Maturation and Remodeling
Maturation marks the end of wounding since it commences when the wound is sealed. This phase can commence within the second week and can go on for as long as two years. At this stage, collagen secretion and breakdown reach equilibrium causing maturation of tissue repair to begin. During this phase, the type III collagen that is predominant during proliferation gives way to type I collagen. The earlier disoriented collagen fibers are restructured to assume their normal position. Cellular activity minimizes, and the reddish appearance of the wound surface decline. This decline is due to the reduction in the number of blood vessels on the wounded surface. The collagen is aligned along tension points to resist mechanical stress. The collagen is firmly cross-linked into fibers that are strong enough to withstand regular external pressures. Nonetheless, the total strength of the new collagen cannot equal the strength of undamaged collagen. This phase may differ widely due to exogenous factors, malnutrition, or the size of the wound. As the remodeling advances, the wound surface strengthens. Consequently, the scar tissue also toughens to attain about 80% of the strength of the compact tissue (Edwards & Harding, 2004). The activity at the wound site minimizes making the scar tougher. The scar serves as an indicator that the wound has healed.
Factors affecting wound healing
Ultimately, factors that affect wound repair can be divided into systemic and local. Systemic factors are health or disease-oriented and they determine the ability to heal while local factors directly affect the state of the wound. Local factors include oxygenation and infection. Sufficient oxygen supply is important to sustain metabolic activities and cellular activities. On the other hand, wound infection is common due to the presence of microorganisms found at the surface of the skin. However, inflammation may be prolonged and lead to a chronic state. Systemic factors include age, stress, diabetes, and medication among other factors (Edwards & Harding, 2004). These factors derail cellular activity causing a temporal delay in wound repair. Nearly all stages of healing suffer age-related delays thus prolonging the healing process.
Conclusion
Wound repair is an intricate physiological process defined by various cellular activities as discussed above. Various factors can lead to impaired wound repair by derailing one or multiple stages of the process. However, to enhance wound repair, it is necessary to avoid the systemic factors that are human-induced such as malnutrition, alcohol, and smoking.
References
Edwards, R., & Harding, K. (2004). Bacteria and Wound Healing. Current Opinion in Infectious Diseases, 17(2), 91-96.
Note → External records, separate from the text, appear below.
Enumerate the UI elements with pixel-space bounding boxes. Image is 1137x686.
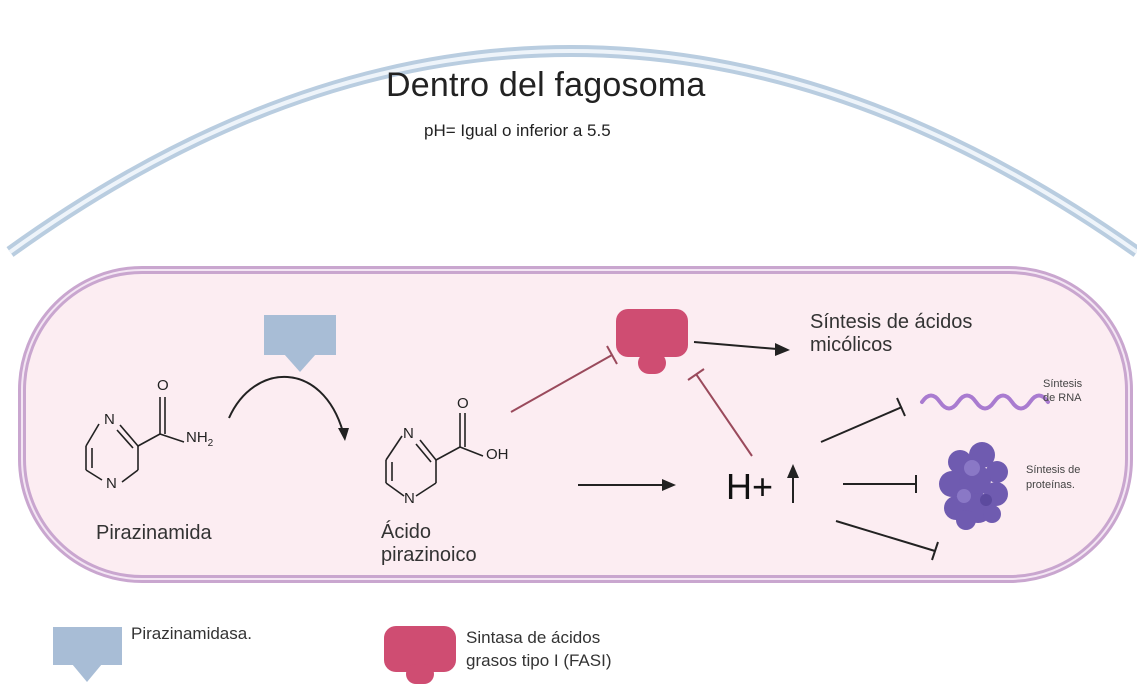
pyrazinamide-label: Pirazinamida bbox=[96, 522, 212, 544]
page-title: Dentro del fagosoma bbox=[386, 66, 706, 104]
pyrazinoic-acid-label-line2: pirazinoico bbox=[381, 544, 477, 566]
inhibit-acid-fas bbox=[510, 345, 618, 413]
pzase-enzyme-icon bbox=[264, 315, 336, 372]
mycolic-label-line2: micólicos bbox=[810, 334, 893, 356]
legend-pzase-icon bbox=[53, 627, 122, 682]
proton-label: H+ bbox=[726, 466, 774, 507]
phagosome-membrane bbox=[6, 45, 1137, 257]
legend-fas-icon bbox=[384, 626, 456, 684]
poa-atom-n1: N bbox=[403, 425, 414, 442]
pza-atom-n2: N bbox=[106, 475, 117, 492]
legend-fas-label-line1: Sintasa de ácidos bbox=[466, 628, 601, 647]
legend-fas-label-line2: grasos tipo I (FASI) bbox=[466, 651, 612, 670]
pyrazinoic-acid-structure bbox=[385, 413, 484, 497]
poa-atom-o: O bbox=[457, 395, 469, 412]
rna-label-line1: Síntesis bbox=[1043, 378, 1083, 390]
pza-atom-nh2: NH2 bbox=[186, 429, 214, 449]
protein-icon bbox=[939, 442, 1008, 530]
up-arrow-icon bbox=[787, 464, 799, 503]
ph-subtitle: pH= Igual o inferior a 5.5 bbox=[424, 121, 611, 140]
pza-atom-o: O bbox=[157, 377, 169, 394]
protein-label-line2: proteínas. bbox=[1026, 479, 1075, 491]
rna-label-line2: de RNA bbox=[1043, 392, 1082, 404]
rna-strand-icon bbox=[920, 393, 1050, 411]
fas-enzyme-icon bbox=[616, 309, 688, 374]
fas-to-mycolic-arrow bbox=[693, 341, 790, 356]
protein-label-line1: Síntesis de bbox=[1026, 464, 1081, 476]
poa-atom-oh: OH bbox=[486, 446, 509, 463]
acid-to-proton-arrow bbox=[578, 479, 676, 491]
inhibit-proton-protein bbox=[843, 475, 917, 493]
inhibit-proton-rna bbox=[820, 397, 906, 443]
legend-pzase-label: Pirazinamidasa. bbox=[131, 624, 252, 643]
reaction-arrow bbox=[228, 375, 349, 441]
pyrazinamide-structure bbox=[85, 397, 185, 483]
inhibit-proton-fas bbox=[687, 368, 753, 457]
pza-atom-n1: N bbox=[104, 411, 115, 428]
inhibit-proton-lower bbox=[835, 520, 939, 561]
poa-atom-n2: N bbox=[404, 490, 415, 507]
pyrazinoic-acid-label-line1: Ácido bbox=[381, 521, 432, 543]
mycolic-label-line1: Síntesis de ácidos bbox=[810, 311, 973, 333]
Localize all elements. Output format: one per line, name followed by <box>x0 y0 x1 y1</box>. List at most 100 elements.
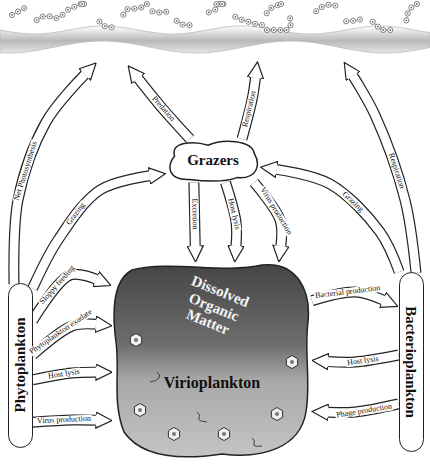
flux-label: Excretion <box>190 198 199 231</box>
molecule-atom <box>182 24 184 26</box>
molecule-atom <box>288 16 293 21</box>
arrow-outline <box>33 324 97 355</box>
molecule-atom <box>290 24 292 26</box>
flux-label: Predation <box>149 94 176 124</box>
molecule-atom <box>375 24 380 29</box>
flux-connector <box>33 324 97 355</box>
molecule-atom <box>97 19 102 24</box>
virus-particle <box>172 432 176 436</box>
molecule-atom <box>216 3 218 5</box>
arrow-body <box>33 420 97 422</box>
molecule-atom <box>328 4 330 6</box>
molecule-atom <box>80 1 85 6</box>
molecule-atom <box>121 12 126 17</box>
molecule-atom <box>132 6 137 11</box>
flux-connector <box>33 274 97 321</box>
molecule-atom <box>125 7 130 12</box>
molecule-atom <box>266 12 268 14</box>
molecule-atom <box>214 9 216 11</box>
arrow-body <box>33 372 97 380</box>
flux-connector <box>254 183 281 247</box>
flux-arrow <box>138 78 190 139</box>
molecule-atom <box>214 1 219 6</box>
molecule-atom <box>271 27 276 32</box>
molecule-atom <box>81 3 83 5</box>
molecule-atom <box>139 5 144 10</box>
molecule-atom <box>42 16 44 18</box>
molecule-atom <box>269 5 274 10</box>
molecule-atom <box>187 23 192 28</box>
molecule-atom <box>109 25 114 30</box>
molecule-atom <box>319 4 324 9</box>
arrow-outline <box>254 183 281 247</box>
molecule-atom <box>165 11 167 13</box>
molecule-atom <box>278 27 283 32</box>
arrow-body <box>328 355 399 362</box>
flux-label: Grazing <box>340 189 366 214</box>
molecule-atom <box>315 10 317 12</box>
molecule-atom <box>333 3 338 8</box>
molecule-atom <box>65 7 70 12</box>
arrow-outline <box>33 420 97 422</box>
flux-connector <box>225 183 236 247</box>
flux-connector <box>33 420 97 422</box>
molecule-atom <box>234 16 236 18</box>
molecule-atom <box>252 21 257 26</box>
flux-label: Phage production <box>334 402 393 419</box>
molecule-atom <box>344 19 349 24</box>
molecule-atom <box>174 18 179 23</box>
molecule-atom <box>247 21 249 23</box>
flux-arrow <box>242 78 256 139</box>
molecule-atom <box>321 6 323 8</box>
connectors <box>33 169 400 422</box>
flux-label: Host lysis <box>346 355 381 368</box>
molecule-atom <box>47 14 52 19</box>
molecule-atom <box>351 18 356 23</box>
organism-column: Phytoplankton <box>8 283 33 448</box>
molecule-atom <box>286 29 288 31</box>
molecule-atom <box>416 3 418 5</box>
molecule-atom <box>246 19 251 24</box>
flux-arrows <box>14 74 416 284</box>
molecule-atom <box>206 10 211 15</box>
molecule-atom <box>289 17 291 19</box>
molecule-atom <box>49 15 51 17</box>
molecule-atom <box>73 6 75 8</box>
arrow-body <box>276 169 399 272</box>
molecule-atom <box>261 24 263 26</box>
flux-connector <box>312 292 383 301</box>
arrow-body <box>328 404 399 413</box>
flux-connector <box>328 404 399 413</box>
arrow-outline <box>328 355 399 362</box>
flux-label: Host lysis <box>227 196 242 231</box>
molecule-atom <box>144 1 149 6</box>
arrow-outline <box>312 292 383 301</box>
arrow-body <box>242 78 256 139</box>
molecule-atom <box>134 8 136 10</box>
molecule-atom <box>72 4 77 9</box>
arrow-outline <box>328 404 399 413</box>
molecule-atom <box>266 29 268 31</box>
flux-label: Phytoplankton exudate <box>27 308 94 357</box>
flux-label: Host lysis <box>47 368 82 381</box>
virus-particle <box>271 408 282 421</box>
molecule-atom <box>158 12 160 14</box>
virus-particle <box>134 338 138 342</box>
molecule-bond <box>123 4 146 15</box>
molecule-atom <box>404 18 409 23</box>
molecule-atom <box>334 5 336 7</box>
flux-label: Respiration <box>386 151 406 190</box>
arrow-outline <box>33 274 97 321</box>
molecule-atom <box>34 17 39 22</box>
molecule-atom <box>405 11 410 16</box>
molecule-atom <box>254 23 256 25</box>
molecule-atom <box>409 5 414 10</box>
molecule-atom <box>146 3 148 5</box>
molecule-atom <box>213 7 218 12</box>
molecule-atom <box>60 12 65 17</box>
virus-particle <box>168 428 179 441</box>
molecule-atom <box>180 22 185 27</box>
organism-column: Bacterioplankton <box>399 272 424 452</box>
molecule-atom <box>17 11 19 13</box>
Eichler, M., & Carlson, M. (2006). Modeling dermal granulation tissue with the linear fibroblast-populated collagen matrix: A comparison with the round matrix model. Journal of Dermatological Science, 41(2), 97-108.
Gilliver, S., Ashworth, J., & Ashcroft, G. (2007). The hormonal regulation of cutaneous wound healing. Clinics in Dermatology, 25(1), 56-62.
Martin, P., & Leibovich, S. (2005). Inflammatory cells during wound repair: the good, the bad and the ugly. Trends in Cell Biology, 15(11), 599-607.
Mosser, D., & Edwards, J. (2008). Exploring the full spectrum of macrophage activation. Nature Reviews, Immunology, 8(12), 958-969.